Use the HTML template in

assets/eval_review.html
:

  1. Read the template
  2. Replace
    __EVAL_DATA_PLACEHOLDER__
    with the JSON array,
    __SKILL_NAME_PLACEHOLDER__
    with the skill name,
    __SKILL_DESCRIPTION_PLACEHOLDER__
    with the current description
  3. Write to
    /tmp/eval_review_<skill-name>.html
    and
    open
    it
  4. User edits queries, toggles should-trigger, clicks "Export Eval Set"
  5. File downloads to
    ~/Downloads/eval_set.json

Step 3: Run automated optimization (recommended)

Use the scripts from the skill-creator

scripts/
directory. Run from the skill-creator root:

# Single eval run — check current description pass rate
python3 -m scripts.run_eval \
  --eval-set ~/Downloads/eval_set.json \
  --skill-path ~/.clacky/skills/my-skill \
  --verbose

# Full optimize loop — auto-improves description over N iterations
python3 -m scripts.run_loop \
  --eval-set ~/Downloads/eval_set.json \
  --skill-path ~/.clacky/skills/my-skill \
  --max-iterations 5 \
  --runs-per-query 1 \
  --verbose
  # Outputs: best description + HTML report (auto-opens in browser)

Notes:

  • No
    --num-workers
    needed (or it's ignored) — Clacky runs queries serially
  • No
    --model
    needed — uses the model from
    ~/.clacky/config.yml
    automatically
  • Temp skills are written to
    ~/.clacky/skills/
    and cleaned up after each query
  • Each query spawns a fresh
    clacky agent --json
    process to avoid session contamination

Step 3 (manual fallback)

If scripts fail, manually iterate: for each query in the eval set, judge whether the description would trigger. Tally passes/fails. Write improved description targeting failures. Repeat 2–3 times.

Focus on:

  • Failing should-trigger queries → description is too narrow; broaden the trigger language
  • Failing should-not-trigger queries → description is too broad; tighten specificity

Step 4: Apply the result

Update the skill's SKILL.md frontmatter with the improved description. Show the user before/after.

How skill triggering works

Skills appear in Clacky's

available_skills
list. The agent consults a skill based on the description match — but only for tasks it can't handle alone. Simple, one-step queries often won't trigger even with a good description. Make eval queries substantive enough that the skill genuinely helps.


Packaging

New skills are created directly in

~/.clacky/skills/<skill-name>/
— no packaging step needed. The skill is immediately available in all sessions and the Web UI.

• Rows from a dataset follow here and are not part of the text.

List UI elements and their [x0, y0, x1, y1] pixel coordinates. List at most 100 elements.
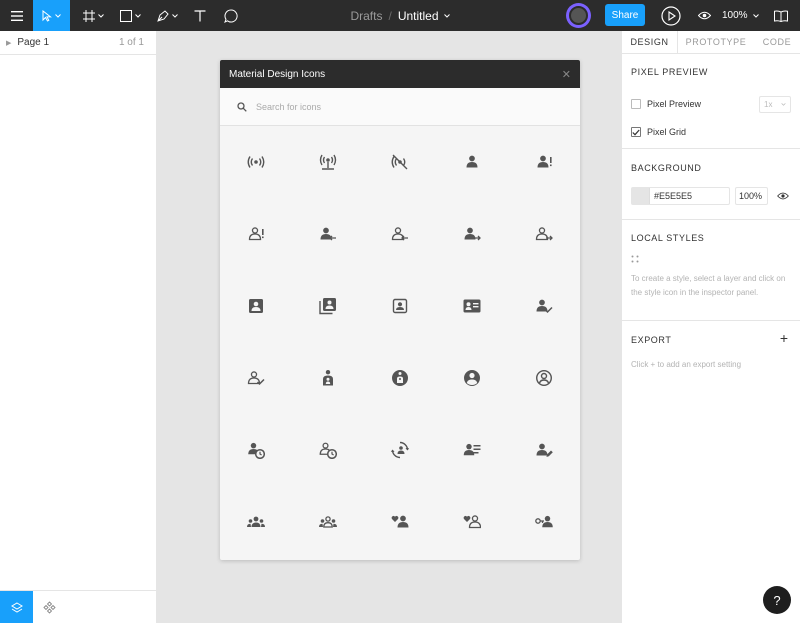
account-check-icon [536, 299, 553, 314]
account-details-icon [463, 443, 481, 456]
current-page-name: Page 1 [17, 37, 50, 48]
account-child-icon [323, 370, 333, 386]
icon-tile[interactable] [364, 126, 436, 198]
library-button[interactable] [772, 0, 790, 31]
styles-grid-icon [631, 255, 639, 263]
canvas[interactable]: Material Design Icons ✕ [157, 31, 621, 623]
icon-tile[interactable] [508, 270, 580, 342]
account-group-outline-icon [319, 516, 337, 528]
layers-tab[interactable] [0, 591, 33, 623]
icon-tile[interactable] [292, 270, 364, 342]
icon-tile[interactable] [364, 486, 436, 558]
icon-tile[interactable] [220, 414, 292, 486]
icon-tile[interactable] [508, 126, 580, 198]
pen-tool-button[interactable] [151, 0, 183, 31]
icon-tile[interactable] [220, 126, 292, 198]
broadcast-wifi-icon [247, 156, 265, 168]
export-title: EXPORT [631, 334, 672, 345]
icon-tile[interactable] [508, 486, 580, 558]
icon-tile[interactable] [292, 126, 364, 198]
avatar[interactable] [566, 3, 591, 28]
plugin-title: Material Design Icons [229, 68, 326, 80]
pages-selector[interactable]: ▶ Page 1 1 of 1 [0, 31, 156, 55]
eye-icon[interactable] [777, 192, 789, 200]
avatar-image [569, 6, 588, 25]
pixel-preview-checkbox[interactable] [631, 99, 641, 109]
icon-tile[interactable] [508, 342, 580, 414]
pixel-grid-checkbox[interactable] [631, 127, 641, 137]
icon-tile[interactable] [436, 126, 508, 198]
background-section: BACKGROUND #E5E5E5 100% [622, 149, 800, 220]
icon-tile[interactable] [364, 414, 436, 486]
local-styles-title: LOCAL STYLES [631, 232, 705, 243]
present-button[interactable] [659, 0, 683, 31]
main-menu-button[interactable] [0, 0, 33, 31]
icon-tile[interactable] [292, 414, 364, 486]
shape-tool-button[interactable] [114, 0, 146, 31]
account-child-circle-icon [392, 370, 408, 386]
search-bar [220, 88, 580, 126]
pixel-grid-row: Pixel Grid [631, 118, 791, 146]
account-heart-outline-icon [463, 515, 481, 529]
icon-tile[interactable] [436, 414, 508, 486]
share-button[interactable]: Share [605, 4, 645, 26]
left-panel-tabs [0, 590, 157, 623]
icon-tile[interactable] [364, 198, 436, 270]
comment-tool-button[interactable] [219, 0, 243, 31]
add-export-button[interactable]: + [780, 330, 788, 346]
background-color-input[interactable]: #E5E5E5 [631, 187, 730, 205]
icon-tile[interactable] [220, 486, 292, 558]
icon-tile[interactable] [220, 270, 292, 342]
zoom-dropdown[interactable]: 100% [722, 0, 759, 31]
icon-tile[interactable] [364, 270, 436, 342]
icon-tile[interactable] [220, 342, 292, 414]
move-tool-button[interactable] [33, 0, 70, 31]
icon-tile[interactable] [436, 198, 508, 270]
close-icon[interactable]: ✕ [562, 68, 571, 81]
icon-tile[interactable] [508, 414, 580, 486]
search-icon [237, 101, 247, 112]
icon-tile[interactable] [364, 342, 436, 414]
background-color-row: #E5E5E5 100% [631, 187, 791, 205]
book-icon [774, 9, 788, 22]
layers-icon [10, 601, 23, 613]
icon-tile[interactable] [292, 342, 364, 414]
help-button[interactable]: ? [763, 586, 791, 614]
icon-tile[interactable] [508, 198, 580, 270]
search-input[interactable] [256, 101, 536, 112]
frame-tool-button[interactable] [77, 0, 109, 31]
icon-tile[interactable] [436, 486, 508, 558]
icon-tile[interactable] [292, 486, 364, 558]
icon-tile[interactable] [436, 342, 508, 414]
tab-code[interactable]: CODE [754, 31, 800, 53]
panel-tabs: DESIGN PROTOTYPE CODE [622, 31, 800, 54]
chevron-down-icon [55, 13, 61, 18]
icon-tile[interactable] [292, 198, 364, 270]
export-help: Click + to add an export setting [631, 360, 742, 369]
drafts-link[interactable]: Drafts [350, 9, 382, 23]
background-hex[interactable]: #E5E5E5 [654, 191, 692, 201]
comment-icon [224, 8, 238, 23]
layers-panel: ▶ Page 1 1 of 1 [0, 31, 157, 623]
icon-tile[interactable] [436, 270, 508, 342]
background-opacity-input[interactable]: 100% [735, 187, 768, 205]
pixel-scale-select[interactable]: 1x [759, 95, 791, 113]
tab-prototype[interactable]: PROTOTYPE [678, 31, 754, 53]
chevron-down-icon [171, 13, 178, 18]
chevron-down-icon[interactable] [443, 13, 450, 18]
chevron-down-icon [97, 13, 104, 18]
chevron-down-icon [134, 13, 141, 18]
person-alert-icon [537, 155, 552, 168]
tab-design[interactable]: DESIGN [622, 31, 678, 53]
export-section: EXPORT + Click + to add an export settin… [622, 321, 800, 383]
document-title[interactable]: Untitled [398, 9, 439, 23]
components-tab[interactable] [33, 591, 66, 623]
frame-icon [82, 9, 95, 22]
text-tool-button[interactable] [188, 0, 212, 31]
account-check-outline-icon [247, 371, 265, 386]
icon-tile[interactable] [220, 198, 292, 270]
view-mode-button[interactable] [694, 0, 714, 31]
pixel-preview-row: Pixel Preview 1x [631, 90, 791, 118]
color-swatch[interactable] [632, 188, 650, 204]
components-icon [43, 601, 56, 614]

If distributing externally, you can package it:

python3 -m scripts.package_skill <path/to/skill-folder>

This creates a

.skill
file. Direct the user to the resulting file path.


Reference files

  • agents/grader.md
    — How to evaluate assertions against outputs
  • agents/comparator.md
    — How to do blind A/B comparison between two outputs
  • agents/analyzer.md
    — How to analyze why one version beat another
  • references/schemas.md
    — JSON structures for evals.json, grading.json, benchmark.json

The core loop (summary)

  1. Understand what the skill should do
  2. Draft or edit the SKILL.md
  3. Run test prompts — with and without the skill — and save outputs
  4. Generate the eval viewer with
    generate_review.py
    so the user can review
  5. Grade assertions, aggregate benchmark
  6. Get user feedback, improve the skill
  7. Repeat until satisfied
  8. Package and deliver

Add these steps to your todo list. Specifically: always generate the eval viewer before revising the skill — the user's feedback is the primary signal, not your own judgment of the outputs.